La Vuelta Espana è ripresa nel segno dell’Italia. Sul traguardo di Elpozo Alimentacion è stato ancora Matteo Trentin a conquistare il successo. Se nella terza tappa il corridore della Quickstep aveva battuto tutti allo sprint, stavolta si è imposto grazie ad una fuga da lontano su un percorso che comprendeva una salita di prima categoria. Una dimostrazione di grande brillantezza per il 28enne della Valsugana che ha superato oggi Josè Joaquim Rojas. Tra i big della classifica Nibali ha forzato i tempi nella discesa finale, ma alla fine è stato Nicholas Roche a sfuggire al controllo del gruppo e guadagnare una trentina di secondi sui tutti gli altri.

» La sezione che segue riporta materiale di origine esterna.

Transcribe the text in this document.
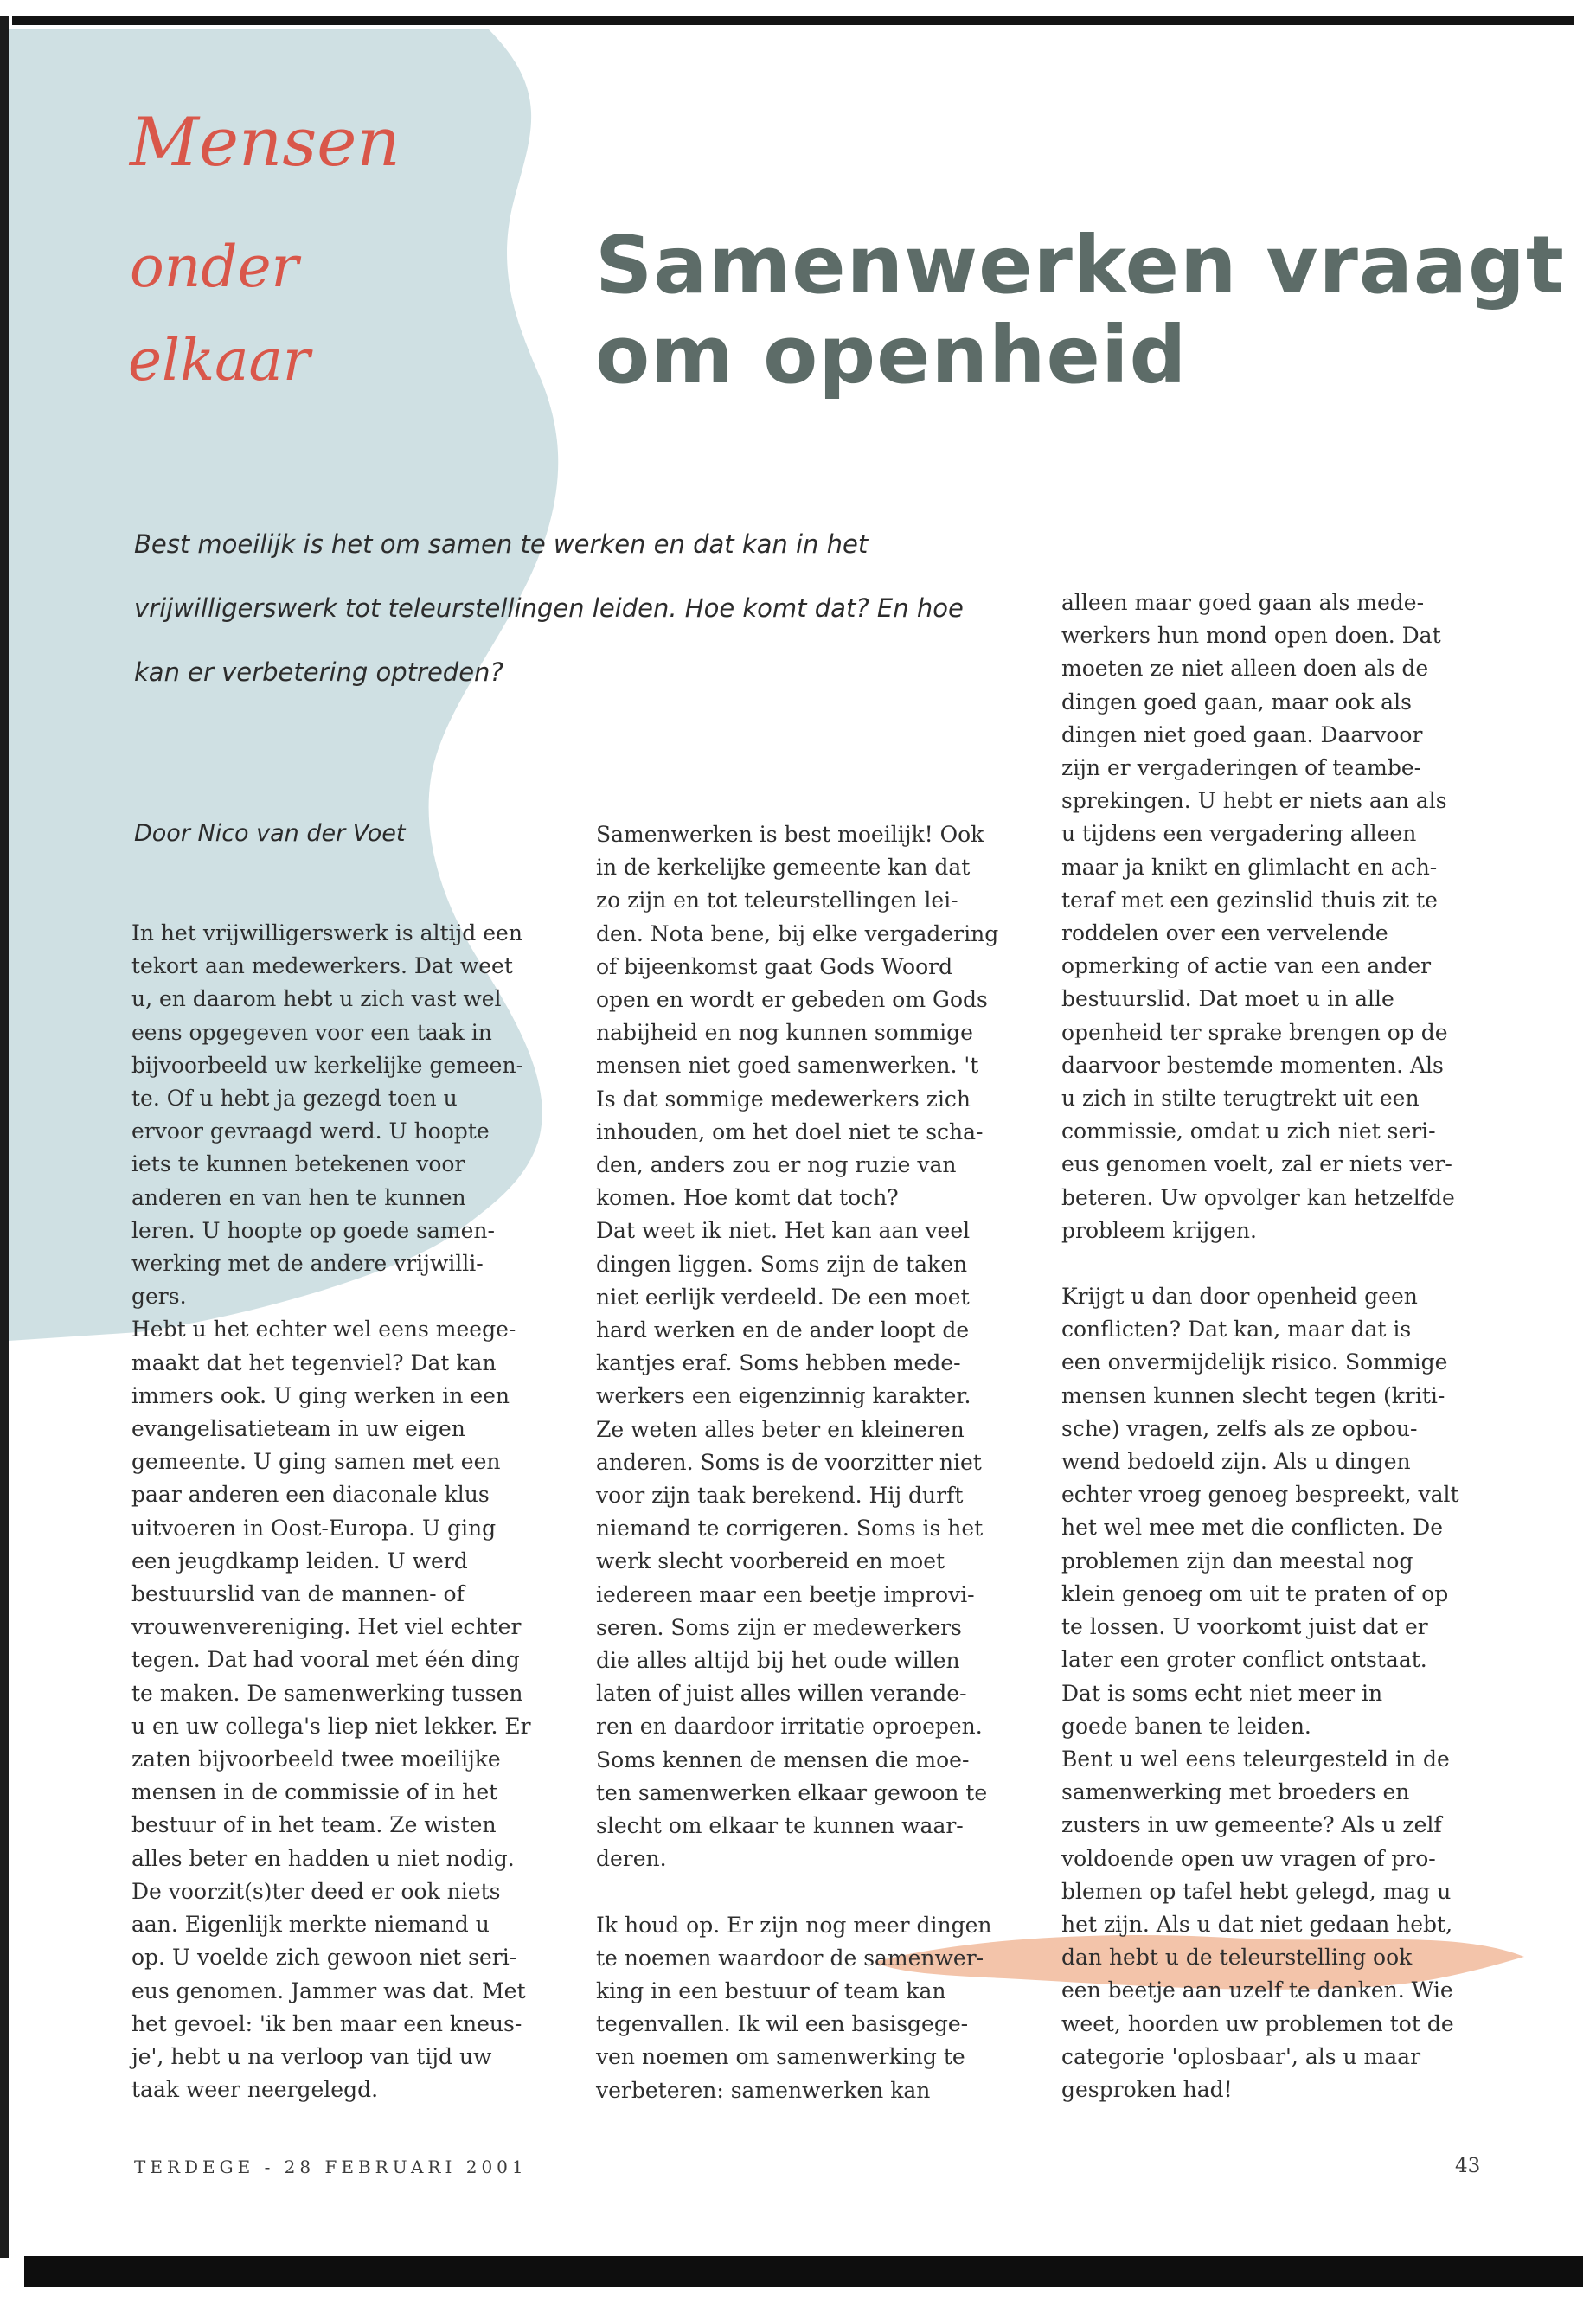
Mensen
onder
elkaar
Samenwerken vraagt
om openheid
Best moeilijk is het om samen te werken en dat kan in het
vrijwilligerswerk tot teleurstellingen leiden. Hoe komt dat? En hoe
kan er verbetering optreden?
Door Nico van der Voet
In het vrijwilligerswerk is altijd een
tekort aan medewerkers. Dat weet
u, en daarom hebt u zich vast wel
eens opgegeven voor een taak in
bijvoorbeeld uw kerkelijke gemeen-
te. Of u hebt ja gezegd toen u
ervoor gevraagd werd. U hoopte
iets te kunnen betekenen voor
anderen en van hen te kunnen
leren. U hoopte op goede samen-
werking met de andere vrijwilli-
gers.
Hebt u het echter wel eens meege-
maakt dat het tegenviel? Dat kan
immers ook. U ging werken in een
evangelisatieteam in uw eigen
gemeente. U ging samen met een
paar anderen een diaconale klus
uitvoeren in Oost-Europa. U ging
een jeugdkamp leiden. U werd
bestuurslid van de mannen- of
vrouwenvereniging. Het viel echter
tegen. Dat had vooral met één ding
te maken. De samenwerking tussen
u en uw collega's liep niet lekker. Er
zaten bijvoorbeeld twee moeilijke
mensen in de commissie of in het
bestuur of in het team. Ze wisten
alles beter en hadden u niet nodig.
De voorzit(s)ter deed er ook niets
aan. Eigenlijk merkte niemand u
op. U voelde zich gewoon niet seri-
eus genomen. Jammer was dat. Met
het gevoel: 'ik ben maar een kneus-
je', hebt u na verloop van tijd uw
taak weer neergelegd.
Samenwerken is best moeilijk! Ook
in de kerkelijke gemeente kan dat
zo zijn en tot teleurstellingen lei-
den. Nota bene, bij elke vergadering
of bijeenkomst gaat Gods Woord
open en wordt er gebeden om Gods
nabijheid en nog kunnen sommige
mensen niet goed samenwerken. 't
Is dat sommige medewerkers zich
inhouden, om het doel niet te scha-
den, anders zou er nog ruzie van
komen. Hoe komt dat toch?
Dat weet ik niet. Het kan aan veel
dingen liggen. Soms zijn de taken
niet eerlijk verdeeld. De een moet
hard werken en de ander loopt de
kantjes eraf. Soms hebben mede-
werkers een eigenzinnig karakter.
Ze weten alles beter en kleineren
anderen. Soms is de voorzitter niet
voor zijn taak berekend. Hij durft
niemand te corrigeren. Soms is het
werk slecht voorbereid en moet
iedereen maar een beetje improvi-
seren. Soms zijn er medewerkers
die alles altijd bij het oude willen
laten of juist alles willen verande-
ren en daardoor irritatie oproepen.
Soms kennen de mensen die moe-
ten samenwerken elkaar gewoon te
slecht om elkaar te kunnen waar-
deren.
Ik houd op. Er zijn nog meer dingen
te noemen waardoor de samenwer-
king in een bestuur of team kan
tegenvallen. Ik wil een basisgege-
ven noemen om samenwerking te
verbeteren: samenwerken kan
alleen maar goed gaan als mede-
werkers hun mond open doen. Dat
moeten ze niet alleen doen als de
dingen goed gaan, maar ook als
dingen niet goed gaan. Daarvoor
zijn er vergaderingen of teambe-
sprekingen. U hebt er niets aan als
u tijdens een vergadering alleen
maar ja knikt en glimlacht en ach-
teraf met een gezinslid thuis zit te
roddelen over een vervelende
opmerking of actie van een ander
bestuurslid. Dat moet u in alle
openheid ter sprake brengen op de
daarvoor bestemde momenten. Als
u zich in stilte terugtrekt uit een
commissie, omdat u zich niet seri-
eus genomen voelt, zal er niets ver-
beteren. Uw opvolger kan hetzelfde
probleem krijgen.
Krijgt u dan door openheid geen
conflicten? Dat kan, maar dat is
een onvermijdelijk risico. Sommige
mensen kunnen slecht tegen (kriti-
sche) vragen, zelfs als ze opbou-
wend bedoeld zijn. Als u dingen
echter vroeg genoeg bespreekt, valt
het wel mee met die conflicten. De
problemen zijn dan meestal nog
klein genoeg om uit te praten of op
te lossen. U voorkomt juist dat er
later een groter conflict ontstaat.
Dat is soms echt niet meer in
goede banen te leiden.
Bent u wel eens teleurgesteld in de
samenwerking met broeders en
zusters in uw gemeente? Als u zelf
voldoende open uw vragen of pro-
blemen op tafel hebt gelegd, mag u
het zijn. Als u dat niet gedaan hebt,
dan hebt u de teleurstelling ook
een beetje aan uzelf te danken. Wie
weet, hoorden uw problemen tot de
categorie 'oplosbaar', als u maar
gesproken had!
TERDEGE - 28 FEBRUARI 2001	43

Vuelta, una tappa velocissima

Dopo il giorno di riposo i corridori hanno ricominciato con una corsa più battagliata che mai. Il percorso prevedeva la salita di prima categoria di Collado Bermejo con lo scollinamento a 20 km dall’arrivo e una tecnica picchiata verso il finale. L’avvio è stato velocissimo, con diversi tentativi di fuga che però non hanno portato al consolidarsi di un gruppetto di attaccanti al comando. La situazione è rimasta fluida fino verso metà tappa, con un’andatura forsennata, finchè è riuscito finalmente a sganciarsi un drappello di corridori. Tra questi anche Matteo Trentin, Alessandro De Marchi, Valerio Agnoli, Luis Leon Sanchez e Josè Joaquim Rojas. Il gruppo si è calmato e la situazione si è stabilizzata fino alla fase più impegnativa della corsa, con le salite ravvicinate di Morron e Collado Bermejo.

Van Rensburg ha rotto gli indugi sulla prima salita, ma il gruppetto si è frazionato e sul sudafricano si sono riportati Rojas, Roson e un brillantissimo Trentin.

Nibali prova, ma è Roche ad andare

In gruppo la situazione è cambiata sulla salita di Collado Bermejo, con il Team Bahrain Merida a guidare annunciando di fatto l’attacco di Nibali. Il campione siciliano ha allungato in vista dello scollinamento con l’intento di prendere davanti la discesa e approfittare del suo terreno preferito.

La picchiata si è rivelata molto tecnica e difficile, ma Nibali è stato marcato stretto e non è riuscito ad andarsene di forza. Davanti intanto Van Rensburg e Roson hanno perso le ruote di Rojas e Trentin, particolarmente abili su un percorso così tecnico. Lo spagnolo e l’italiano sono andati così a giocarsi la tappa in volata, che però non ha avuto storia.

Troppo superiore Matteo Trentin, che ha regalato al Ciclismo azzurro la terza vittoria in questa Vuelta Espana e la quarta ad una Quickstep straripante di talento.

Nel gruppo, una volta finita la sfuriata di Nibali, è stato Nicholas Roche ad approfittare della situazione ed avvantaggiarsi, quasi ignorato dagli altri uomini di classifica. Il corridore irlandese ha così guadagnato una trentina di secondi su Froome, Nibali, Aru e tutti gli altri ed ha così raggiunto Chaves in seconda posizione a 36’’ dalla maglia rossa.

Domani la Vuelta Espana proporrà una tappa chiave, l’arrivo in salita di Calar Alto, una salita lunga che dovrebbe ben adattarsi sia a Nibali che a Aru.